そろいもそろって

ゲキバカ 「おぼろ」
作・演出:柿ノ木タケヲ

吉祥寺シアター

 前説と前口上、そこから踏み出す数歩で「われわれゲキバカとはこういうものです」と美しい直線で順路を敷いてゆく。ひとを楽しませることに対して手加減がないところが見事です。
 時代劇+SFなんてのは使い古された設定でしょうが、使い古されたということは耐震強度が万全ということで、単純明快にもほどがあるよな勧善懲悪ストーリーは多少好き勝手暴れたくらいじゃビクともしない。
 演劇は割り算なのだな、と唐突に脳天で理解しました。
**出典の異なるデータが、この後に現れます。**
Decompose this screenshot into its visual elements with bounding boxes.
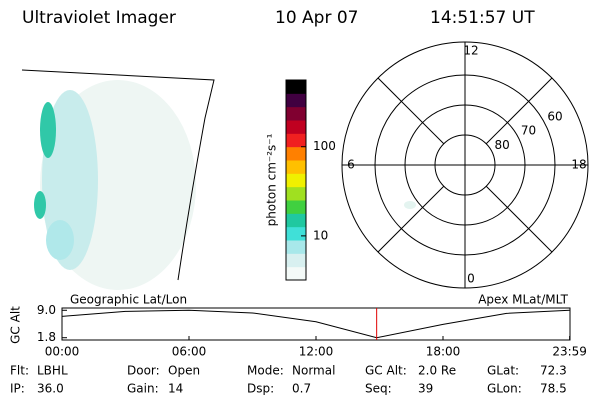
date: 10 Apr 07 (275, 8, 358, 28)
colorbar-segment (286, 120, 306, 134)
colorbar-segment (286, 200, 306, 214)
polar-diagonal (485, 77, 553, 145)
image-blob (40, 102, 56, 158)
status-value: Open (168, 364, 200, 378)
status-value: Normal (292, 364, 335, 378)
colorbar-segment (286, 240, 306, 254)
status-label: IP: (10, 382, 25, 396)
x-tick-label: 12:00 (299, 345, 334, 359)
colorbar-segment (286, 173, 306, 188)
polar-ring-label: 60 (547, 110, 562, 124)
status-value: 2.0 Re (418, 364, 456, 378)
status-label: Flt: (10, 364, 29, 378)
image-panel (21, 69, 215, 290)
colorbar-segment (286, 160, 306, 174)
polar-diagonal (485, 185, 553, 253)
colorbar-frame (285, 79, 307, 281)
status-label: Dsp: (247, 382, 274, 396)
status-label: Seq: (365, 382, 392, 396)
polar-diagonal (377, 185, 445, 253)
x-tick-label: 00:00 (45, 345, 80, 359)
y-tick-label: 9.0 (37, 303, 56, 317)
status-value: 78.5 (540, 382, 567, 396)
y-tick-label: 1.8 (37, 330, 56, 344)
status-value: LBHL (37, 364, 68, 378)
image-border (21, 69, 215, 281)
colorbar-tick-label: 100 (313, 139, 336, 153)
polar-mlt-label: 6 (347, 158, 355, 172)
status-label: Gain: (127, 382, 159, 396)
image-blob (46, 220, 74, 260)
colorbar-segment (286, 226, 306, 241)
plot-frame (61, 307, 571, 341)
polar-diagonal (377, 77, 445, 145)
polar-data (404, 201, 416, 209)
status-value: 36.0 (37, 382, 64, 396)
polar-ring-label: 70 (521, 124, 536, 138)
y-axis-label: GC Alt (9, 306, 23, 344)
colorbar-tick-label: 10 (313, 228, 328, 242)
colorbar-segment (286, 213, 306, 228)
instrument-title: Ultraviolet Imager (22, 8, 176, 28)
status-label: GC Alt: (365, 364, 407, 378)
x-tick-label: 18:00 (426, 345, 461, 359)
x-tick-label: 23:59 (552, 345, 587, 359)
status-value: 72.3 (540, 364, 567, 378)
colorbar-segment (286, 253, 306, 268)
strip-left-label: Geographic Lat/Lon (70, 293, 187, 307)
status-label: Door: (127, 364, 160, 378)
status-value: 14 (168, 382, 183, 396)
status-value: 0.7 (292, 382, 311, 396)
colorbar-segment (286, 133, 306, 148)
x-tick-label: 06:00 (172, 345, 207, 359)
polar-mlt-label: 12 (463, 44, 478, 58)
colorbar-segment (286, 80, 306, 94)
colorbar-segment (286, 93, 306, 108)
strip-right-label: Apex MLat/MLT (478, 293, 568, 307)
status-label: Mode: (247, 364, 284, 378)
polar-mlt-label: 0 (467, 272, 475, 286)
polar-ring-label: 80 (494, 138, 509, 152)
image-blob (34, 191, 46, 219)
status-label: GLon: (487, 382, 522, 396)
colorbar-label: photon cm⁻²s⁻¹ (265, 133, 279, 226)
status-label: GLat: (487, 364, 519, 378)
altitude-line (61, 309, 570, 339)
polar-mlt-label: 18 (571, 158, 586, 172)
status-value: 39 (418, 382, 433, 396)
colorbar-segment (286, 186, 306, 201)
colorbar-segment (286, 146, 306, 161)
colorbar-segment (286, 266, 306, 281)
colorbar-segment (286, 106, 306, 121)
time: 14:51:57 UT (430, 8, 535, 28)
脚本を役者で割ったり、役者を演出で割ったりして、その小数点以下の余りを楽しむものだと。だからこそ、寸分の隙もないダンスのあとに小銭を落とすだけの粗相が妙に切なく面白くなる。どんなに小難しい理屈を捏ねるよりも「うわーめのまえにひとがいるー」ってバカみたいな感想を捨てなかった結果こそが、この劇団名を名乗らせたのだと思うのです。
 余談ですが、僕は大量の紙吹雪を見ると条件反射で泣き出しそうになるのですが、これが感動の涙なのか悲しみの涙なのか、しばし考えたのちにトラウマだってことで落ち着きました。